To address the problem of microphone count variation in complex acoustic environments with microphone arrays, traditional sound source localization methods and single features cannot achieve accurate localization, and they rely heavily on fixed microphone arrays. Once the array structure changes, re-localization is required. To solve this problem, this paper aims to propose a variable-microphone sound source localization method based on cross-domain collaborative features and multi-head graph attention mechanism.

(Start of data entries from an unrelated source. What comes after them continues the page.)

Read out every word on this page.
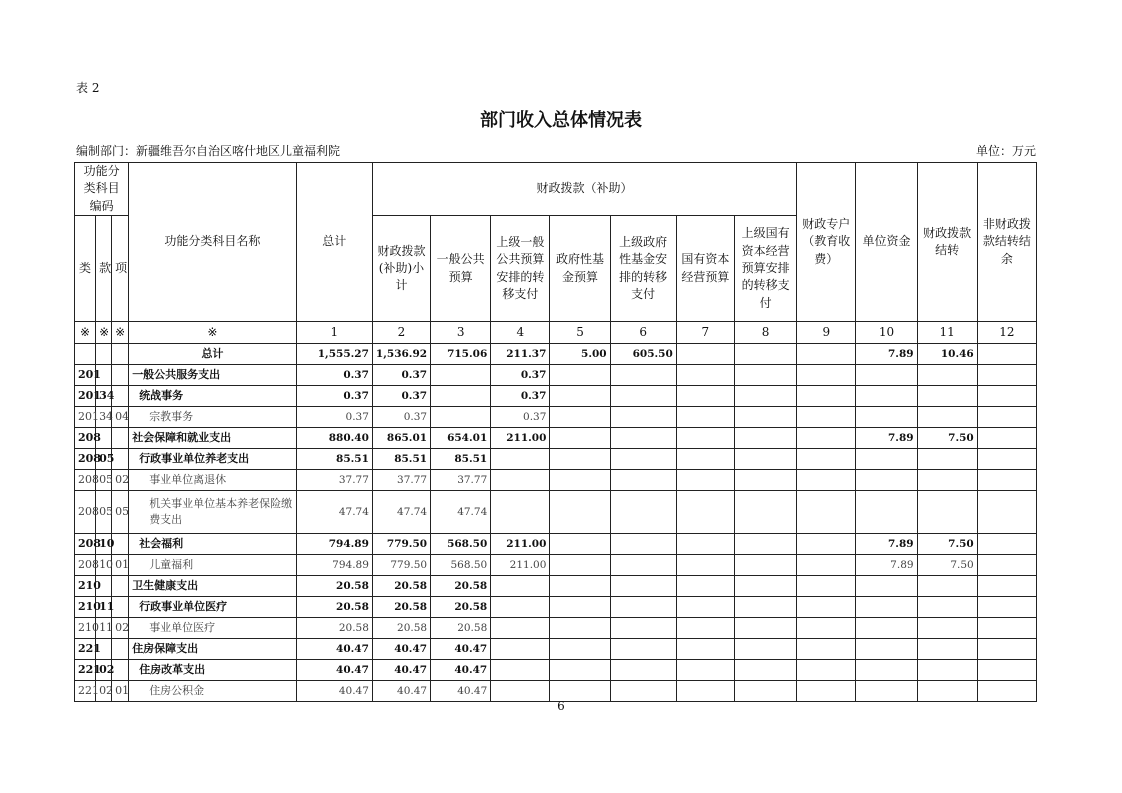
表 2
部门收入总体情况表
编制部门：新疆维吾尔自治区喀什地区儿童福利院	单位：万元
功能分类科目编码			功能分类科目名称	总计	财政拨款（补助）							财政专户（教育收费）	单位资金	财政拨款结转	非财政拨款结转结余
类	款	项			财政拨款(补助)小计	一般公共预算	上级一般公共预算安排的转移支付	政府性基金预算	上级政府性基金安排的转移支付	国有资本经营预算	上级国有资本经营预算安排的转移支付				
※	※	※	※	1	2	3	4	5	6	7	8	9	10	11	12
			总计	1,555.27	1,536.92	715.06	211.37	5.00	605.50				7.89	10.46	
201			一般公共服务支出	0.37	0.37		0.37								
201	34		统战事务	0.37	0.37		0.37								
201	34	04	宗教事务	0.37	0.37		0.37								
208			社会保障和就业支出	880.40	865.01	654.01	211.00						7.89	7.50	
208	05		行政事业单位养老支出	85.51	85.51	85.51									
208	05	02	事业单位离退休	37.77	37.77	37.77									
208	05	05	机关事业单位基本养老保险缴费支出	47.74	47.74	47.74									
208	10		社会福利	794.89	779.50	568.50	211.00						7.89	7.50	
208	10	01	儿童福利	794.89	779.50	568.50	211.00						7.89	7.50	
210			卫生健康支出	20.58	20.58	20.58									
210	11		行政事业单位医疗	20.58	20.58	20.58									
210	11	02	事业单位医疗	20.58	20.58	20.58									
221			住房保障支出	40.47	40.47	40.47									
221	02		住房改革支出	40.47	40.47	40.47									
221	02	01	住房公积金	40.47	40.47	40.47									
6
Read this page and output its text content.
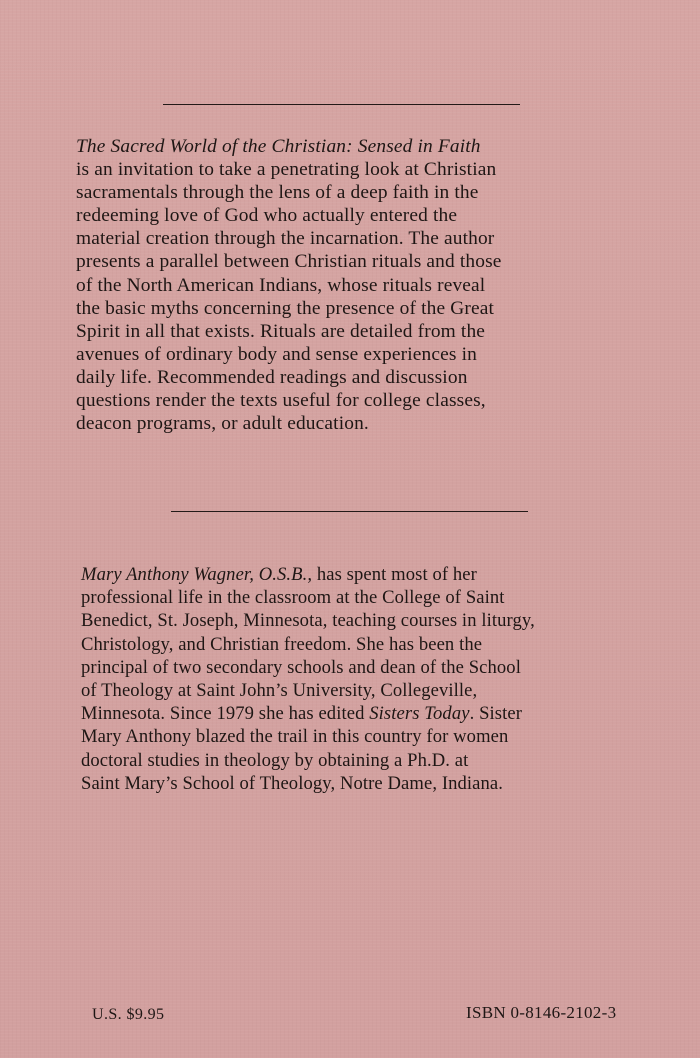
The Sacred World of the Christian: Sensed in Faith
is an invitation to take a penetrating look at Christian
sacramentals through the lens of a deep faith in the
redeeming love of God who actually entered the
material creation through the incarnation. The author
presents a parallel between Christian rituals and those
of the North American Indians, whose rituals reveal
the basic myths concerning the presence of the Great
Spirit in all that exists. Rituals are detailed from the
avenues of ordinary body and sense experiences in
daily life. Recommended readings and discussion
questions render the texts useful for college classes,
deacon programs, or adult education.
Mary Anthony Wagner, O.S.B., has spent most of her
professional life in the classroom at the College of Saint
Benedict, St. Joseph, Minnesota, teaching courses in liturgy,
Christology, and Christian freedom. She has been the
principal of two secondary schools and dean of the School
of Theology at Saint John’s University, Collegeville,
Minnesota. Since 1979 she has edited Sisters Today. Sister
Mary Anthony blazed the trail in this country for women
doctoral studies in theology by obtaining a Ph.D. at
Saint Mary’s School of Theology, Notre Dame, Indiana.
U.S. $9.95	ISBN 0-8146-2102-3
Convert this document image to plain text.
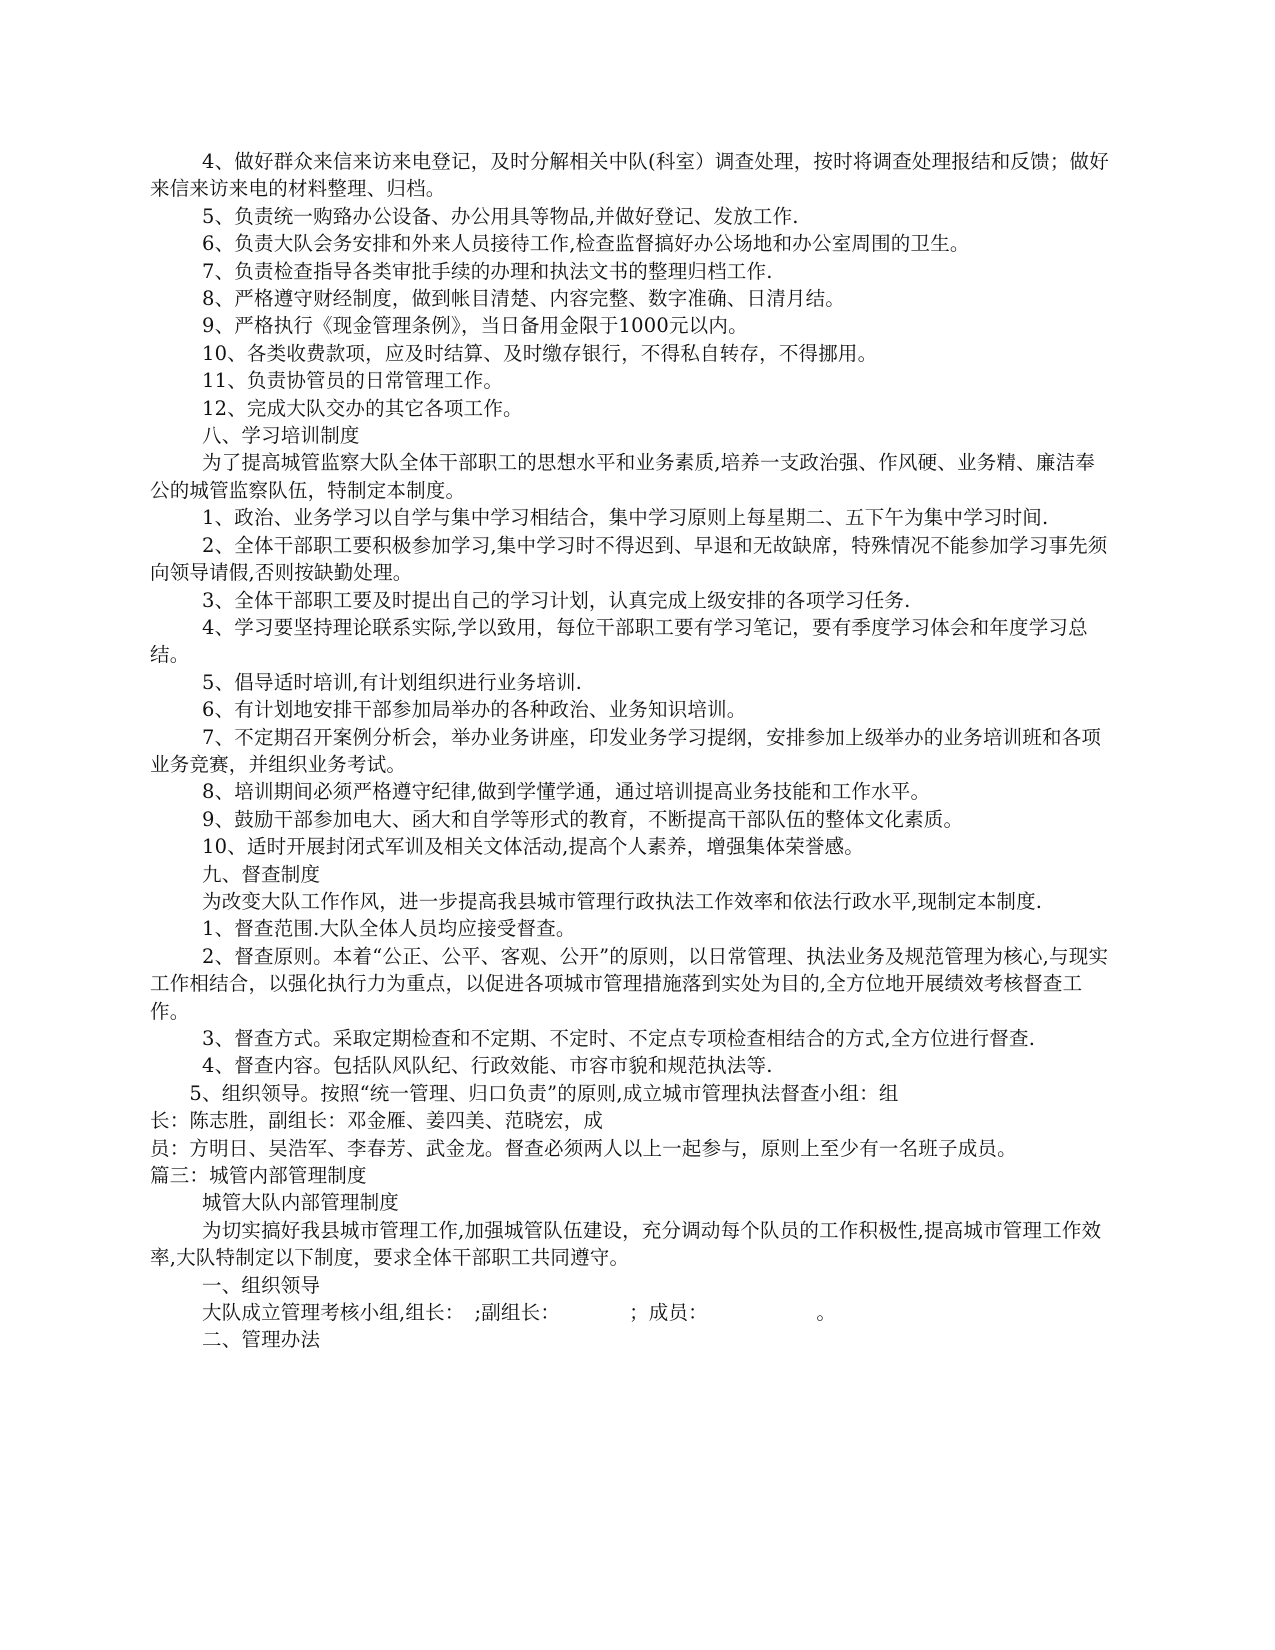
4、做好群众来信来访来电登记，及时分解相关中队(科室）调查处理，按时将调查处理报结和反馈；做好来信来访来电的材料整理、归档。

5、负责统一购臵办公设备、办公用具等物品,并做好登记、发放工作.

6、负责大队会务安排和外来人员接待工作,检查监督搞好办公场地和办公室周围的卫生。

7、负责检查指导各类审批手续的办理和执法文书的整理归档工作.

8、严格遵守财经制度，做到帐目清楚、内容完整、数字准确、日清月结。

9、严格执行《现金管理条例》，当日备用金限于1000元以内。

10、各类收费款项，应及时结算、及时缴存银行，不得私自转存，不得挪用。

11、负责协管员的日常管理工作。

12、完成大队交办的其它各项工作。

八、学习培训制度

为了提高城管监察大队全体干部职工的思想水平和业务素质,培养一支政治强、作风硬、业务精、廉洁奉公的城管监察队伍，特制定本制度。

1、政治、业务学习以自学与集中学习相结合，集中学习原则上每星期二、五下午为集中学习时间.

2、全体干部职工要积极参加学习,集中学习时不得迟到、早退和无故缺席，特殊情况不能参加学习事先须向领导请假,否则按缺勤处理。

3、全体干部职工要及时提出自己的学习计划，认真完成上级安排的各项学习任务.

4、学习要坚持理论联系实际,学以致用，每位干部职工要有学习笔记，要有季度学习体会和年度学习总结。

5、倡导适时培训,有计划组织进行业务培训.

6、有计划地安排干部参加局举办的各种政治、业务知识培训。

7、不定期召开案例分析会，举办业务讲座，印发业务学习提纲，安排参加上级举办的业务培训班和各项业务竞赛，并组织业务考试。

8、培训期间必须严格遵守纪律,做到学懂学通，通过培训提高业务技能和工作水平。

9、鼓励干部参加电大、函大和自学等形式的教育，不断提高干部队伍的整体文化素质。

10、适时开展封闭式军训及相关文体活动,提高个人素养，增强集体荣誉感。

九、督查制度

为改变大队工作作风，进一步提高我县城市管理行政执法工作效率和依法行政水平,现制定本制度.

1、督查范围.大队全体人员均应接受督查。

2、督查原则。本着“公正、公平、客观、公开”的原则，以日常管理、执法业务及规范管理为核心,与现实工作相结合，以强化执行力为重点，以促进各项城市管理措施落到实处为目的,全方位地开展绩效考核督查工作。

3、督查方式。采取定期检查和不定期、不定时、不定点专项检查相结合的方式,全方位进行督查.

4、督查内容。包括队风队纪、行政效能、市容市貌和规范执法等.

　　5、组织领导。按照“统一管理、归口负责”的原则,成立城市管理执法督查小组：组
长：陈志胜，副组长：邓金雁、姜四美、范晓宏，成
员：方明日、吴浩军、李春芳、武金龙。督查必须两人以上一起参与，原则上至少有一名班子成员。

篇三：城管内部管理制度

城管大队内部管理制度

为切实搞好我县城市管理工作,加强城管队伍建设，充分调动每个队员的工作积极性,提高城市管理工作效率,大队特制定以下制度，要求全体干部职工共同遵守。

一、组织领导

大队成立管理考核小组,组长：　;副组长：　　　　；成员：　　　　　　。

二、管理办法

First, time-frequency domain fusion features are obtained using Short-Time Fourier Transform magnitude spectra (STFT), Inter-channel Phase Difference (IPD) and Generalized Cross-Correlation with Phase Transform (GCC-PHAT). These three complementary features jointly provide richer and more stable acoustic cues. Then, k-nearest neighbor (k-NN) is used to construct graph data for the microphone array, capturing spatial relationships among microphones. Finally, a multi-head graph attention mechanism is integrated into the graph neural network to adaptively learn the weights of neighboring nodes, enabling accurate localization even when the microphone topology changes.
Simulation results show that the proposed method can accurately localize multiple sound sources and maintains high localization accuracy and low error even under challenging conditions such as reverberation and noise. Experimental results demonstrate that in real-world indoor and outdoor environments, the model achieves over 86% accuracy in multi-source localization even with damaged microphones, with localization errors within 0.47 meters.
The proposed method achieves accurate and robust multi-source localization in acoustically complex scenarios with varying microphone counts, making it suitable for harsh indoor and outdoor environments and offering a novel approach for advancing sound source localization technology.